In breast cancer trials, tamoxifen was shown to increase lumbar spine BMD (13) and to reduce spine, radius, and hip fractures (13, 14). In the MORE study, raloxifene significantly reduced incident vertebral fractures in patients with and those without preexisting vertebral fractures, for up to 4 years (8, 15). There is no information regarding the efficacy of raloxifene in corticosteroid-treated patients. Our study showed that raloxifene preserved BMD at the femoral neck and the lumbar spine in such patients, and a reduction in vertebral fractures might be obvious after a longer period of observation.

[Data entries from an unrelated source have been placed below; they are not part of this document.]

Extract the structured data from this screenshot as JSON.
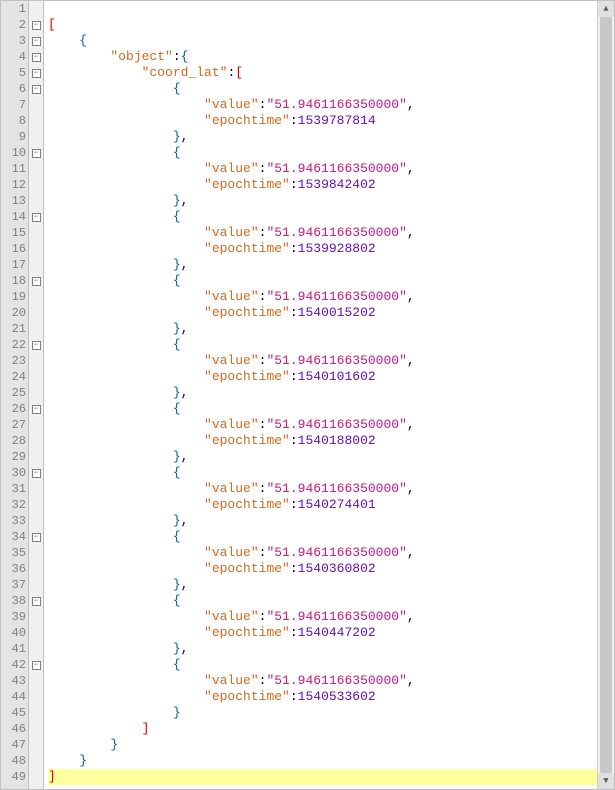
{
  "editor": {
    "highlighted_line": 49,
    "fold_lines": [
      2,
      3,
      4,
      5,
      6,
      10,
      14,
      18,
      22,
      26,
      30,
      34,
      38,
      42
    ],
    "lines": [
      {
        "n": 1,
        "indent": 0,
        "tokens": []
      },
      {
        "n": 2,
        "indent": 0,
        "tokens": [
          {
            "t": "bracket",
            "v": "["
          }
        ]
      },
      {
        "n": 3,
        "indent": 1,
        "tokens": [
          {
            "t": "brace",
            "v": "{"
          }
        ]
      },
      {
        "n": 4,
        "indent": 2,
        "tokens": [
          {
            "t": "key",
            "v": "\"object\""
          },
          {
            "t": "punct",
            "v": ":"
          },
          {
            "t": "brace",
            "v": "{"
          }
        ]
      },
      {
        "n": 5,
        "indent": 3,
        "tokens": [
          {
            "t": "key",
            "v": "\"coord_lat\""
          },
          {
            "t": "punct",
            "v": ":"
          },
          {
            "t": "bracket",
            "v": "["
          }
        ]
      },
      {
        "n": 6,
        "indent": 4,
        "tokens": [
          {
            "t": "brace",
            "v": "{"
          }
        ]
      },
      {
        "n": 7,
        "indent": 5,
        "tokens": [
          {
            "t": "key",
            "v": "\"value\""
          },
          {
            "t": "punct",
            "v": ":"
          },
          {
            "t": "strval",
            "v": "\"51.9461166350000\""
          },
          {
            "t": "punct",
            "v": ","
          }
        ]
      },
      {
        "n": 8,
        "indent": 5,
        "tokens": [
          {
            "t": "key",
            "v": "\"epochtime\""
          },
          {
            "t": "punct",
            "v": ":"
          },
          {
            "t": "numval",
            "v": "1539787814"
          }
        ]
      },
      {
        "n": 9,
        "indent": 4,
        "tokens": [
          {
            "t": "brace",
            "v": "}"
          },
          {
            "t": "punct",
            "v": ","
          }
        ]
      },
      {
        "n": 10,
        "indent": 4,
        "tokens": [
          {
            "t": "brace",
            "v": "{"
          }
        ]
      },
      {
        "n": 11,
        "indent": 5,
        "tokens": [
          {
            "t": "key",
            "v": "\"value\""
          },
          {
            "t": "punct",
            "v": ":"
          },
          {
            "t": "strval",
            "v": "\"51.9461166350000\""
          },
          {
            "t": "punct",
            "v": ","
          }
        ]
      },
      {
        "n": 12,
        "indent": 5,
        "tokens": [
          {
            "t": "key",
            "v": "\"epochtime\""
          },
          {
            "t": "punct",
            "v": ":"
          },
          {
            "t": "numval",
            "v": "1539842402"
          }
        ]
      },
      {
        "n": 13,
        "indent": 4,
        "tokens": [
          {
            "t": "brace",
            "v": "}"
          },
          {
            "t": "punct",
            "v": ","
          }
        ]
      },
      {
        "n": 14,
        "indent": 4,
        "tokens": [
          {
            "t": "brace",
            "v": "{"
          }
        ]
      },
      {
        "n": 15,
        "indent": 5,
        "tokens": [
          {
            "t": "key",
            "v": "\"value\""
          },
          {
            "t": "punct",
            "v": ":"
          },
          {
            "t": "strval",
            "v": "\"51.9461166350000\""
          },
          {
            "t": "punct",
            "v": ","
          }
        ]
      },
      {
        "n": 16,
        "indent": 5,
        "tokens": [
          {
            "t": "key",
            "v": "\"epochtime\""
          },
          {
            "t": "punct",
            "v": ":"
          },
          {
            "t": "numval",
            "v": "1539928802"
          }
        ]
      },
      {
        "n": 17,
        "indent": 4,
        "tokens": [
          {
            "t": "brace",
            "v": "}"
          },
          {
            "t": "punct",
            "v": ","
          }
        ]
      },
      {
        "n": 18,
        "indent": 4,
        "tokens": [
          {
            "t": "brace",
            "v": "{"
          }
        ]
      },
      {
        "n": 19,
        "indent": 5,
        "tokens": [
          {
            "t": "key",
            "v": "\"value\""
          },
          {
            "t": "punct",
            "v": ":"
          },
          {
            "t": "strval",
            "v": "\"51.9461166350000\""
          },
          {
            "t": "punct",
            "v": ","
          }
        ]
      },
      {
        "n": 20,
        "indent": 5,
        "tokens": [
          {
            "t": "key",
            "v": "\"epochtime\""
          },
          {
            "t": "punct",
            "v": ":"
          },
          {
            "t": "numval",
            "v": "1540015202"
          }
        ]
      },
      {
        "n": 21,
        "indent": 4,
        "tokens": [
          {
            "t": "brace",
            "v": "}"
          },
          {
            "t": "punct",
            "v": ","
          }
        ]
      },
      {
        "n": 22,
        "indent": 4,
        "tokens": [
          {
            "t": "brace",
            "v": "{"
          }
        ]
      },
      {
        "n": 23,
        "indent": 5,
        "tokens": [
          {
            "t": "key",
            "v": "\"value\""
          },
          {
            "t": "punct",
            "v": ":"
          },
          {
            "t": "strval",
            "v": "\"51.9461166350000\""
          },
          {
            "t": "punct",
            "v": ","
          }
        ]
      },
      {
        "n": 24,
        "indent": 5,
        "tokens": [
          {
            "t": "key",
            "v": "\"epochtime\""
          },
          {
            "t": "punct",
            "v": ":"
          },
          {
            "t": "numval",
            "v": "1540101602"
          }
        ]
      },
      {
        "n": 25,
        "indent": 4,
        "tokens": [
          {
            "t": "brace",
            "v": "}"
          },
          {
            "t": "punct",
            "v": ","
          }
        ]
      },
      {
        "n": 26,
        "indent": 4,
        "tokens": [
          {
            "t": "brace",
            "v": "{"
          }
        ]
      },
      {
        "n": 27,
        "indent": 5,
        "tokens": [
          {
            "t": "key",
            "v": "\"value\""
          },
          {
            "t": "punct",
            "v": ":"
          },
          {
            "t": "strval",
            "v": "\"51.9461166350000\""
          },
          {
            "t": "punct",
            "v": ","
          }
        ]
      },
      {
        "n": 28,
        "indent": 5,
        "tokens": [
          {
            "t": "key",
            "v": "\"epochtime\""
          },
          {
            "t": "punct",
            "v": ":"
          },
          {
            "t": "numval",
            "v": "1540188002"
          }
        ]
      },
      {
        "n": 29,
        "indent": 4,
        "tokens": [
          {
            "t": "brace",
            "v": "}"
          },
          {
            "t": "punct",
            "v": ","
          }
        ]
      },
      {
        "n": 30,
        "indent": 4,
        "tokens": [
          {
            "t": "brace",
            "v": "{"
          }
        ]
      },
      {
        "n": 31,
        "indent": 5,
        "tokens": [
          {
            "t": "key",
            "v": "\"value\""
          },
          {
            "t": "punct",
            "v": ":"
          },
          {
            "t": "strval",
            "v": "\"51.9461166350000\""
          },
          {
            "t": "punct",
            "v": ","
          }
        ]
      },
      {
        "n": 32,
        "indent": 5,
        "tokens": [
          {
            "t": "key",
            "v": "\"epochtime\""
          },
          {
            "t": "punct",
            "v": ":"
          },
          {
            "t": "numval",
            "v": "1540274401"
          }
        ]
      },
      {
        "n": 33,
        "indent": 4,
        "tokens": [
          {
            "t": "brace",
            "v": "}"
          },
          {
            "t": "punct",
            "v": ","
          }
        ]
      },
      {
        "n": 34,
        "indent": 4,
        "tokens": [
          {
            "t": "brace",
            "v": "{"
          }
        ]
      },
      {
        "n": 35,
        "indent": 5,
        "tokens": [
          {
            "t": "key",
            "v": "\"value\""
          },
          {
            "t": "punct",
            "v": ":"
          },
          {
            "t": "strval",
            "v": "\"51.9461166350000\""
          },
          {
            "t": "punct",
            "v": ","
          }
        ]
      },
      {
        "n": 36,
        "indent": 5,
        "tokens": [
          {
            "t": "key",
            "v": "\"epochtime\""
          },
          {
            "t": "punct",
            "v": ":"
          },
          {
            "t": "numval",
            "v": "1540360802"
          }
        ]
      },
      {
        "n": 37,
        "indent": 4,
        "tokens": [
          {
            "t": "brace",
            "v": "}"
          },
          {
            "t": "punct",
            "v": ","
          }
        ]
      },
      {
        "n": 38,
        "indent": 4,
        "tokens": [
          {
            "t": "brace",
            "v": "{"
          }
        ]
      },
      {
        "n": 39,
        "indent": 5,
        "tokens": [
          {
            "t": "key",
            "v": "\"value\""
          },
          {
            "t": "punct",
            "v": ":"
          },
          {
            "t": "strval",
            "v": "\"51.9461166350000\""
          },
          {
            "t": "punct",
            "v": ","
          }
        ]
      },
      {
        "n": 40,
        "indent": 5,
        "tokens": [
          {
            "t": "key",
            "v": "\"epochtime\""
          },
          {
            "t": "punct",
            "v": ":"
          },
          {
            "t": "numval",
            "v": "1540447202"
          }
        ]
      },
      {
        "n": 41,
        "indent": 4,
        "tokens": [
          {
            "t": "brace",
            "v": "}"
          },
          {
            "t": "punct",
            "v": ","
          }
        ]
      },
      {
        "n": 42,
        "indent": 4,
        "tokens": [
          {
            "t": "brace",
            "v": "{"
          }
        ]
      },
      {
        "n": 43,
        "indent": 5,
        "tokens": [
          {
            "t": "key",
            "v": "\"value\""
          },
          {
            "t": "punct",
            "v": ":"
          },
          {
            "t": "strval",
            "v": "\"51.9461166350000\""
          },
          {
            "t": "punct",
            "v": ","
          }
        ]
      },
      {
        "n": 44,
        "indent": 5,
        "tokens": [
          {
            "t": "key",
            "v": "\"epochtime\""
          },
          {
            "t": "punct",
            "v": ":"
          },
          {
            "t": "numval",
            "v": "1540533602"
          }
        ]
      },
      {
        "n": 45,
        "indent": 4,
        "tokens": [
          {
            "t": "brace",
            "v": "}"
          }
        ]
      },
      {
        "n": 46,
        "indent": 3,
        "tokens": [
          {
            "t": "bracket",
            "v": "]"
          }
        ]
      },
      {
        "n": 47,
        "indent": 2,
        "tokens": [
          {
            "t": "brace",
            "v": "}"
          }
        ]
      },
      {
        "n": 48,
        "indent": 1,
        "tokens": [
          {
            "t": "brace",
            "v": "}"
          }
        ]
      },
      {
        "n": 49,
        "indent": 0,
        "tokens": [
          {
            "t": "bracket",
            "v": "]"
          }
        ]
      }
    ]
  }
}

The effect of exogenous estrogens on SLE flares has been a subject of controversy. The SELENA study showed that HRT increased the incidence of mild/moderate lupus flares (11). Although the incidence of major lupus flares was not increased, the recent Women's Health Initiative study demonstrated that HRT increased the risk of invasive breast cancer as well as arterial and venous thromboembolism in healthy postmenopausal women (16). These issues, together with the fact that SLE itself is a risk factor for accelerated atherosclerosis, have rendered HRT out of favor in SLE patients, except in women with disabling climacteric symptoms.
Our study showed that major flares of lupus did not occur in patients who were receiving raloxifene. In fact, the incidence of mild/moderate disease flares in raloxifene-treated patients was lower than that in controls. This may be attributable to the fact that all patients had stable disease at the time of entry into the study, or to the small number of patients studied. Thus, close monitoring for disease flares is still necessary in SLE patients who are receiving raloxifene.
Raloxifene may have more potential roles in the management of SLE. Subanalyses of the MORE study results suggested that raloxifene might reduce the number of new cardiovascular events in patients who were at risk (17). A recent comparative study showed a higher incidence of arterial thromboembolism in Chinese patients with SLE compared with the incidence in African Americans and Caucasians (18). The positive effect of raloxifene on cholesterol levels, as shown in the current study, and its possible protective effect on the heart is a potential advantage of the drug in the treatment of osteoporosis, especially in Chinese patients with SLE.
Venous thromboembolism is a concern associated with raloxifene treatment. In the MORE study, treatment with raloxifene led to a 3-fold increased risk of venous thromboembolism (8). Venous thromboembolism is generally less common in Asians as well as in Chinese patients with SLE when compared with Caucasians (18, 19). Both the current study and a recent trial involving 483 postmenopausal Asian women (12) did not demonstrate any case of venous thromboembolism after 12 months of raloxifene treatment. Thus, venous thromboembolism is of less concern when raloxifene is used in Chinese patients, especially in those without risk factors for hypercoagulability.
In summary, we have shown in this preliminary study that raloxifene preserved BMD at the femoral neck and lumbar spine in postmenopausal patients with SLE who were receiving corticosteroids. Raloxifene was well tolerated in Chinese patients who had inactive SLE and who were not known to be hypercoagulable. Further multicenter double-blind placebo-controlled trials are necessary to reinforce our results.